Site of Neuroendocrine Tumors Affects Outcomes With Cabozantinib
Jennifer Chan, MD, MPH, discussed outcomes of treating neuroendocrine tumors (NETs) with cabozantinib depending on whether they were pancreatic NETs or extrapancreatic NETs.
Jennifer Chan, MD, MPH, clinical director at the Gastrointestinal Cancer Center and director for the Program in Carcinoid and Neuroendocrine Tumors at Dana-Farber Cancer Institute and associate professor of medicine at Harvard Medical School, discussed outcomes of treating neuroendocrine tumors (NETs) with cabozantinib (Cabometyx) depending on whether they were pancreatic NETs (pNETs) or extrapancreatic NETs (epNETs).
Results from the phase 3 CABINET trial (NCT03375320), which led to the FDA approval of cabozantinib, supported its use in both the pNET and epNETs based on separate cohorts of the trial.
Efficacy outcomes were stronger for the pNET cohort with an HR favoring cabozantinib vs placebo for progression or death of 0.23 (95% CI, 0.12-0.42; P < 0.001), whereas in the epNET cohort it was 0.38 (95% CI, 0.25-0.59; P < 0.001). Additionally, in terms of objective response rate (ORR), it was 19% with cabozantinib in the pNET cohort vs 0% with placebo, whereas there was an ORR of 5% with cabozantinib vs 0% with placebo.

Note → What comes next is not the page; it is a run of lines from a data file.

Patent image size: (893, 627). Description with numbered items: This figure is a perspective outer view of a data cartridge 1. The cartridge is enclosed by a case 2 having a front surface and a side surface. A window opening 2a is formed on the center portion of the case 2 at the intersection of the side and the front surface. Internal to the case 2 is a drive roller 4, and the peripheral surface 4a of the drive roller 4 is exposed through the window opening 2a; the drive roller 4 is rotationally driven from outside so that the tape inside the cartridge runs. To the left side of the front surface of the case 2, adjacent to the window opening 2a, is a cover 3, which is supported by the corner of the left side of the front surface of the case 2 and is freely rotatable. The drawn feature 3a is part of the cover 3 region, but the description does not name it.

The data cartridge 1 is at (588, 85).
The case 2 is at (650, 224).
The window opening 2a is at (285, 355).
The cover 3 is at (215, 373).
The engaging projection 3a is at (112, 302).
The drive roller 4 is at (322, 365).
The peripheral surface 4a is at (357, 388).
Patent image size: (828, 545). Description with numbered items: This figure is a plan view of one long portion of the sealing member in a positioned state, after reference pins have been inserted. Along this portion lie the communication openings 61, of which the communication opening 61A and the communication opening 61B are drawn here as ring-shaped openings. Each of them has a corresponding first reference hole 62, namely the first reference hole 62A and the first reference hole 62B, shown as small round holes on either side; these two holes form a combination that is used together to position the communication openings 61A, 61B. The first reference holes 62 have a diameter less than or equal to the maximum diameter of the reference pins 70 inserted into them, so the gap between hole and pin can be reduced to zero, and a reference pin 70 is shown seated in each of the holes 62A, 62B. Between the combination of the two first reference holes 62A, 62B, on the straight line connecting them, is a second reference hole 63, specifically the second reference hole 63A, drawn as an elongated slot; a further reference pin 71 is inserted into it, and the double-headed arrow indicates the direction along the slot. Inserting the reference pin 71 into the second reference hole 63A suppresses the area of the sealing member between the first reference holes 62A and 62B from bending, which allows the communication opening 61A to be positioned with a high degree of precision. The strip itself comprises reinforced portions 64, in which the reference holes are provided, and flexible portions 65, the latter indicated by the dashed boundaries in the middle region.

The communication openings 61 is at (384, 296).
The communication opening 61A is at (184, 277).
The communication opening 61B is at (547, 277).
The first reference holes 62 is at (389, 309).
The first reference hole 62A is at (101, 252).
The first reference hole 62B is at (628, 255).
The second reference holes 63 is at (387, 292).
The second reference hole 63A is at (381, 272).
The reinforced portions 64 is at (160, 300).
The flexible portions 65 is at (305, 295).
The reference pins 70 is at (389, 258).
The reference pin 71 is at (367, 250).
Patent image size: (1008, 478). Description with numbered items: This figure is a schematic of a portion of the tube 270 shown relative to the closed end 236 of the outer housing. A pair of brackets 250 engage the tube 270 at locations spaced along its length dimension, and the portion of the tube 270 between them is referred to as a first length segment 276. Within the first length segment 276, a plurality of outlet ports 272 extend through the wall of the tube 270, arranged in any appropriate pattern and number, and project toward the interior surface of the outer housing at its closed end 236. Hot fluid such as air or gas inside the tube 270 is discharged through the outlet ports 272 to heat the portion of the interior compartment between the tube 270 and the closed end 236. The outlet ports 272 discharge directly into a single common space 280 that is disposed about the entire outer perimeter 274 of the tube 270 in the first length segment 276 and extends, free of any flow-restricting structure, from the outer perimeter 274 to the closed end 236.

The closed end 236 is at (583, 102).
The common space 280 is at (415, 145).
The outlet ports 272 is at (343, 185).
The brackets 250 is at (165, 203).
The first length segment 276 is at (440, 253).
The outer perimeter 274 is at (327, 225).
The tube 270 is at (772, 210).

Chan says it’s not known exactly what drives the differences in efficacy, but there are known biological and genomic differences between pNETs and NETs of the lungs and gastrointestinal (GI) system that translate to varied prognosis and sensitivity to therapy. She believes that the different outcomes could be explained by underlying biological differences in the tumors.
TRANSCRIPTION
0:10 | The epNET cohort was the larger cohort of patients. There were a smaller number of patients with pNETs, but from the patients who were enrolled, we did see a higher objective response rate in patients who had pNETs. The objective response rate in the pNET patients was 19% and it was 5% in the epNET patients. There was that response signal that seemed higher in the pNETs, and the HR for PFS was also stronger in the pNET cohort. Exactly what is driving that, we don't know. We do know that there are biological differences between pNETs and GI NETs and lung NETs. Although they all fall under that umbrella of diagnosis of NETs, there are differences in the genomics, the prognosis, and even sensitivity to therapy. What we're seeing with cabozantinib in the CABINET trial is probably based on some of these biological differences.